9 Temmuz 2013 Salı

film: motorsiklet günlükleri

her güne 1 film kuralını koyduğum şu hamileliğimin son demlerinde her gün bir film izleme keyfime diyecek yok :)
                   dünkü programımda 'the motorcycle diaries' (motorsiklet günlükleri) vardı.
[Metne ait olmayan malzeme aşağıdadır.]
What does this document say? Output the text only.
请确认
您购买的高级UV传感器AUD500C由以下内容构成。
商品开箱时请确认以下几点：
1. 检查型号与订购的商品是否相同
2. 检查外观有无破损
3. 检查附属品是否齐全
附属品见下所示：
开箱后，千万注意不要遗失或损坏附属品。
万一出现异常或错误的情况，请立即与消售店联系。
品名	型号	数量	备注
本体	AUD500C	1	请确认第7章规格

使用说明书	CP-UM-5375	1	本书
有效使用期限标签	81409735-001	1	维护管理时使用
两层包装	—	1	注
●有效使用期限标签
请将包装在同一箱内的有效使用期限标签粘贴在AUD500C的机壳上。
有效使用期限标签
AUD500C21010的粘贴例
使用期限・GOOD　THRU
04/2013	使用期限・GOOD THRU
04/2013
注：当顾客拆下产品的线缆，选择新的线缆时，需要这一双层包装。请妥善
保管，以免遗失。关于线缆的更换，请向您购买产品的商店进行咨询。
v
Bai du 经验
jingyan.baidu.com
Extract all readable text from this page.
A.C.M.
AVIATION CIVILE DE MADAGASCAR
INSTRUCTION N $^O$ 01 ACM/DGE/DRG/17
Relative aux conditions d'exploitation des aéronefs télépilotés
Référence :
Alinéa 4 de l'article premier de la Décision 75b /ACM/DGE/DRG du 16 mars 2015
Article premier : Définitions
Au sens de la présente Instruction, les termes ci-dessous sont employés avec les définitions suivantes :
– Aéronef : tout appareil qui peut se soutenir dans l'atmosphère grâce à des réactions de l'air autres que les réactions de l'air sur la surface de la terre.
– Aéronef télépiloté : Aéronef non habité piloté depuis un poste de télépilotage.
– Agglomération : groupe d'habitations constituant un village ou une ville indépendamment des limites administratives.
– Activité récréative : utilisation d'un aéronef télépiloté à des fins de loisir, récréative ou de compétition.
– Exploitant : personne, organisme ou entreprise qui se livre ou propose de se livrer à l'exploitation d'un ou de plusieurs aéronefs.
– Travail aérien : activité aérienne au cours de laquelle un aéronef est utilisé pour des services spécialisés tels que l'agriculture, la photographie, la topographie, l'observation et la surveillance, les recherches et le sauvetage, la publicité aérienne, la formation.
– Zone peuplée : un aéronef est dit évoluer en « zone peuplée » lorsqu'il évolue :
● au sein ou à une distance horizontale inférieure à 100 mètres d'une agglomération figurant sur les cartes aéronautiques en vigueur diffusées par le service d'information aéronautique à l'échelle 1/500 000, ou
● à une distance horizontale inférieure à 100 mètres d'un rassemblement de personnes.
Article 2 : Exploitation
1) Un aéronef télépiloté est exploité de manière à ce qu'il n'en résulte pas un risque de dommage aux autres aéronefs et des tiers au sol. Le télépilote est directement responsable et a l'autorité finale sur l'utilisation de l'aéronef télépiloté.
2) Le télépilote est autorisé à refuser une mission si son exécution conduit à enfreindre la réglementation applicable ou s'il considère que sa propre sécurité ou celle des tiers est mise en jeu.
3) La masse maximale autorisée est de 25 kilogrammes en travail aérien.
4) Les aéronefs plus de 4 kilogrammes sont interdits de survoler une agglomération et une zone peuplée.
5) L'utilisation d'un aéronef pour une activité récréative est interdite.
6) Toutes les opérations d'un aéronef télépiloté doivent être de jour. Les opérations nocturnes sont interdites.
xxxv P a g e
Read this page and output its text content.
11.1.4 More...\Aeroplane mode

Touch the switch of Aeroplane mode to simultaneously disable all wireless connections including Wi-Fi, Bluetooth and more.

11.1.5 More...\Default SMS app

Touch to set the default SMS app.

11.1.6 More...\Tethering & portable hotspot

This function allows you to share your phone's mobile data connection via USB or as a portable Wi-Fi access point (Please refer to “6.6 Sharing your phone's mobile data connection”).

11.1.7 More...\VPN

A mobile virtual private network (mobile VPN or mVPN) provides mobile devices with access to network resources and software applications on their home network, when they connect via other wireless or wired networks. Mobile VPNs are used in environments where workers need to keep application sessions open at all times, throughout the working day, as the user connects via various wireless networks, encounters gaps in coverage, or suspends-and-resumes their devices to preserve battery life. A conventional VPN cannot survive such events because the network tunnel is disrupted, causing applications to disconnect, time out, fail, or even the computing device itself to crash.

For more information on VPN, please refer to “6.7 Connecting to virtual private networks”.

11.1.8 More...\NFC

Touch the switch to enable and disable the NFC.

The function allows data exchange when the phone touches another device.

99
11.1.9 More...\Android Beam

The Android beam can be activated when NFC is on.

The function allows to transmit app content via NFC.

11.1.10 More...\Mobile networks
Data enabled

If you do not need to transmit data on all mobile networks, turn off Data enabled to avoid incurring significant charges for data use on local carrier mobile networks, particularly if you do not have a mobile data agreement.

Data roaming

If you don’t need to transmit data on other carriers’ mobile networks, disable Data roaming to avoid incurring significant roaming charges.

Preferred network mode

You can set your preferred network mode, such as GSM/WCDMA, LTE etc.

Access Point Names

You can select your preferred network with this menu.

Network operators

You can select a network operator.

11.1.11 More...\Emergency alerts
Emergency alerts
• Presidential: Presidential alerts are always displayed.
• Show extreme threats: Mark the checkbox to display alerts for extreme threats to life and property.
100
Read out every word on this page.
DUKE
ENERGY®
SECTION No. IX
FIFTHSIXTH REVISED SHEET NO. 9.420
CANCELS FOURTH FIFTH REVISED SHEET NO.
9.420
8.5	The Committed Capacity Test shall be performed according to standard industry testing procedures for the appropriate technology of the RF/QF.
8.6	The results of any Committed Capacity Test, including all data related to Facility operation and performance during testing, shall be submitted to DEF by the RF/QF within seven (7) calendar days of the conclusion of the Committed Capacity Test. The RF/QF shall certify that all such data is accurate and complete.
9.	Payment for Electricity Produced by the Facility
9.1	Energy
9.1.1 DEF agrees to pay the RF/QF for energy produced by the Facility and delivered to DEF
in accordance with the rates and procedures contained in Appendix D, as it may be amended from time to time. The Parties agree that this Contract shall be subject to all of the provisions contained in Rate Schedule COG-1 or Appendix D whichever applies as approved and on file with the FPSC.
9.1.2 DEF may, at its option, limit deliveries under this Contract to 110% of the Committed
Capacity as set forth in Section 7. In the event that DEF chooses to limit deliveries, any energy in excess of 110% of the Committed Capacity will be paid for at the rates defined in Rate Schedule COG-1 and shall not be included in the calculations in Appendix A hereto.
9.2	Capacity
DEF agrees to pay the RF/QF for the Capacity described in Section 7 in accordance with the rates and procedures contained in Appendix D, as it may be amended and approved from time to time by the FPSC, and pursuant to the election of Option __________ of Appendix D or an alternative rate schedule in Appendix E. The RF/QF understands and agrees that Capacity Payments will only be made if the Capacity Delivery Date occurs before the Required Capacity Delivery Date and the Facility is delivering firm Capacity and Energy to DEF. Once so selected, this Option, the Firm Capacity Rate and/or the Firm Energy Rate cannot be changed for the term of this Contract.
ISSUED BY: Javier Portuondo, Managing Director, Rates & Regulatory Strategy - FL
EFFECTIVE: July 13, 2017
 uzun zamandır izlediğim filmleri beğenmememe rağmen bu filmi sevdim. neden mi? birincisi bu ara delisi olduğum parasız ama gezebilen tayfasını anlatan bir film olması, ikincisi ise sosyal mesajlar veriyor olması. 
                  
             efendim film che quavera'nın,  eğitimini tamamlamak üzere iken dostu alberto ile alberto'nun tabiri caizse külüstür motorsikleti ile seyahate çıkması ile başlıyor. alberto ve che ya da fuser bir cafede oturup sohbet ederken alberto che'ye yan masada uyuklayan bi adamı gösterip 'dostum ilerde bu adam gibi olmak mı istiyorsun?' diyor. ve sonra bizim tayfa che'nin ailesinden özellikle annesinden zar zor izin alarak geziye başlıyor. asıl amaç sadece gezmek de değil bu arada, ünlü bir doktorla buluşup onun maddi manevi desteğini de alıyorlar. 
      filmi izlerken che'nin dürüstlüğüne hayran kaldım. ünlü doktorun yazdığı kitap taslağını okuduktan sonra çok açık ve net bir şekilde herkesin en iyisi olduğu işi yapması gerektiğini söylüyor. 
     che'ye hayran olduğum ikinci nokta halka karşı yapılan haksızlıklara verdiği tepki oldu. içindeki devrimcinin tohumları daha o zamandan atılmış demekki..
    iki dost seyahati boyunca bir çok sıkıntı çekiyor, yeri geliyor che hasta oluyor ama ilaca para vermek istemiyor yeri geliyor albertonun motorsikleti bozuluyor ve ikili yola otostop çekerek ve yürüyerek devam ediyor. 
    filmi izlerken içimdeki seyahat aşkı iyice depreşti.